Another low point was when he was told that he was going “back to Scotland” only to find that he was simply being moved to another place of confinement. Sitting in Mr Haniyeh’s office early yesterday morning, he said that he was still wondering if that too was just a dream.
The turning point came when Hamas took control of Gaza after five days of bloody infighting. For a surreal – and though he didn’t say so yesterday – a surely frightening five days, Johnston had remained in his confinement as the fighting raged round his prison, unable to discuss it with anyone and wondering if he was ever freed what kind of Gaza he would be freed into. “I have to say the kidnappers were much more nervous and … I began to feel that perhaps, if I was lucky, the end was coming. But even then, one of the worst moments was still to come: the video in which Johnston was forced to dress in an explosives belt which he said yesterday was “the real thing” though it seemed to him not to be primed with the necessary detonation mechanism.

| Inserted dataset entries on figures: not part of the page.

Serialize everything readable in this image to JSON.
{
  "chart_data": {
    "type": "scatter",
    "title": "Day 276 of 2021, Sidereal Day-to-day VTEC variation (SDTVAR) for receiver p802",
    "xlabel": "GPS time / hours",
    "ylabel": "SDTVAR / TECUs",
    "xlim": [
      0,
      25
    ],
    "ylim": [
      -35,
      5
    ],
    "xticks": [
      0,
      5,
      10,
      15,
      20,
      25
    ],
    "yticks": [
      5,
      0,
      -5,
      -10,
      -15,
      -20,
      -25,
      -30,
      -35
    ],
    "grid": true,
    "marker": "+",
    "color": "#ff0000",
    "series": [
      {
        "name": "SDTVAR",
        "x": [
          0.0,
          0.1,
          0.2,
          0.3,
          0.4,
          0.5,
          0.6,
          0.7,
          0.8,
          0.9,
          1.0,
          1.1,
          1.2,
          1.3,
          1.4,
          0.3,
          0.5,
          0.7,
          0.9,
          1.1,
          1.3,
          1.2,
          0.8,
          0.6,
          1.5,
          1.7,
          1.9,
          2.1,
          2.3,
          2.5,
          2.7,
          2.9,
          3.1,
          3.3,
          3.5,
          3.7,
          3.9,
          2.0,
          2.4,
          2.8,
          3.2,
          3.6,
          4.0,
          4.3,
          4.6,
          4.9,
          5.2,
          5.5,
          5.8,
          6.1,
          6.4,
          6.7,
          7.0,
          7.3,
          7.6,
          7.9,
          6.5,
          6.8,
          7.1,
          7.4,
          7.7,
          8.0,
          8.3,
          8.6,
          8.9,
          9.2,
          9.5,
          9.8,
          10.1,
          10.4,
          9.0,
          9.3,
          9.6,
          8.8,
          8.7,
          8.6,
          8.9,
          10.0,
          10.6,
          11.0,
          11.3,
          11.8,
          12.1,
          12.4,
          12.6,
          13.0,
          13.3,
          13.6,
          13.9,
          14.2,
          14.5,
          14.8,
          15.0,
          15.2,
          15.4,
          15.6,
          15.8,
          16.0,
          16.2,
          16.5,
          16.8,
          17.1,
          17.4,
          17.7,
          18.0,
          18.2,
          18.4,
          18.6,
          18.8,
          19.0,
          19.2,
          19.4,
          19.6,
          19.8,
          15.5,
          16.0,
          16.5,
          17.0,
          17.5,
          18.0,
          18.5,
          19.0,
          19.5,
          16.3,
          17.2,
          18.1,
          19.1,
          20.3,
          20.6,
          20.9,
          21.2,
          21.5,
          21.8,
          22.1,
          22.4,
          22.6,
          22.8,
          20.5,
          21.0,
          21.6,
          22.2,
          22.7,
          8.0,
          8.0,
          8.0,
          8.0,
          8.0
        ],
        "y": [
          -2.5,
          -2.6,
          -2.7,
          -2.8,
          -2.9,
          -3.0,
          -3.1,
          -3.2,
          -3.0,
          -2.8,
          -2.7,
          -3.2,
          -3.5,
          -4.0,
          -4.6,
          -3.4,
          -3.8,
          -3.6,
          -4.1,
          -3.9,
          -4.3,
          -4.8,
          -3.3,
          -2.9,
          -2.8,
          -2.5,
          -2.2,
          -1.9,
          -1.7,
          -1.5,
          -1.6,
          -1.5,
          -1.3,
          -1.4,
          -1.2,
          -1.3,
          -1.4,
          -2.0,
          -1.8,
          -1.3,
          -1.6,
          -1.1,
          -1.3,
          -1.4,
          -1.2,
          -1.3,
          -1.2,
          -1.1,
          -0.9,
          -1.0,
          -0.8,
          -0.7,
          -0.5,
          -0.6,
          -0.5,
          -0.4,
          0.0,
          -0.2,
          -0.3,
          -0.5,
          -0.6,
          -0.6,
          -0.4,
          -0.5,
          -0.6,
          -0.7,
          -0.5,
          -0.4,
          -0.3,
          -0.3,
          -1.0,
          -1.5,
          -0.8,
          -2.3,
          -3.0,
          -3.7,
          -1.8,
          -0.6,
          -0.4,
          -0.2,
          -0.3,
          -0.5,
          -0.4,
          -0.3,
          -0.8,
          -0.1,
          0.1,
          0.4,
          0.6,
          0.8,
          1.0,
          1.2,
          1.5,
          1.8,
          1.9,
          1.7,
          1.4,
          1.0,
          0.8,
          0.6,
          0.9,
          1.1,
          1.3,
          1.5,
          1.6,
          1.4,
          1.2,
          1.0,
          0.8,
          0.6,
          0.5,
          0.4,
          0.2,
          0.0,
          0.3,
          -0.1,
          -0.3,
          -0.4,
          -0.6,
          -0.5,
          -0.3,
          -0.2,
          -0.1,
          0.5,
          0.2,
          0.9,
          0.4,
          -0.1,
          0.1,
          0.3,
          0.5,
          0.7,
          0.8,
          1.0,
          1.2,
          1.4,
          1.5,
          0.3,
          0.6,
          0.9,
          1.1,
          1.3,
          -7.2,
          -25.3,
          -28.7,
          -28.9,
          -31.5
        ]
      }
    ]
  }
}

Of the perpetrators of his “appalling” 16 weeks in solitary confinement, Johnston said: “They were often rude and unpleasant and they did threaten my life.” But he also said: “I was in Gaza for three years, and I know very well what Palestinian culture is, and the extraordinary warmth and hospitality – especially of Gaza.” And when he swiftly took off the scarf in Palestinian colours with the same grace with which he had allowed Mr Haniyeh to drape it round his shoulders moments earlier, it was not because he is not, “a friend of the Palestinian people”. Rather it was because he is a BBC man whose professionalism rejects labelling of any kind. “I knew that the handful of people that kidnapped me were a complete aberration,” he insisted. “My memories of Gaza will be very much of the best kind, despite what happened to me.”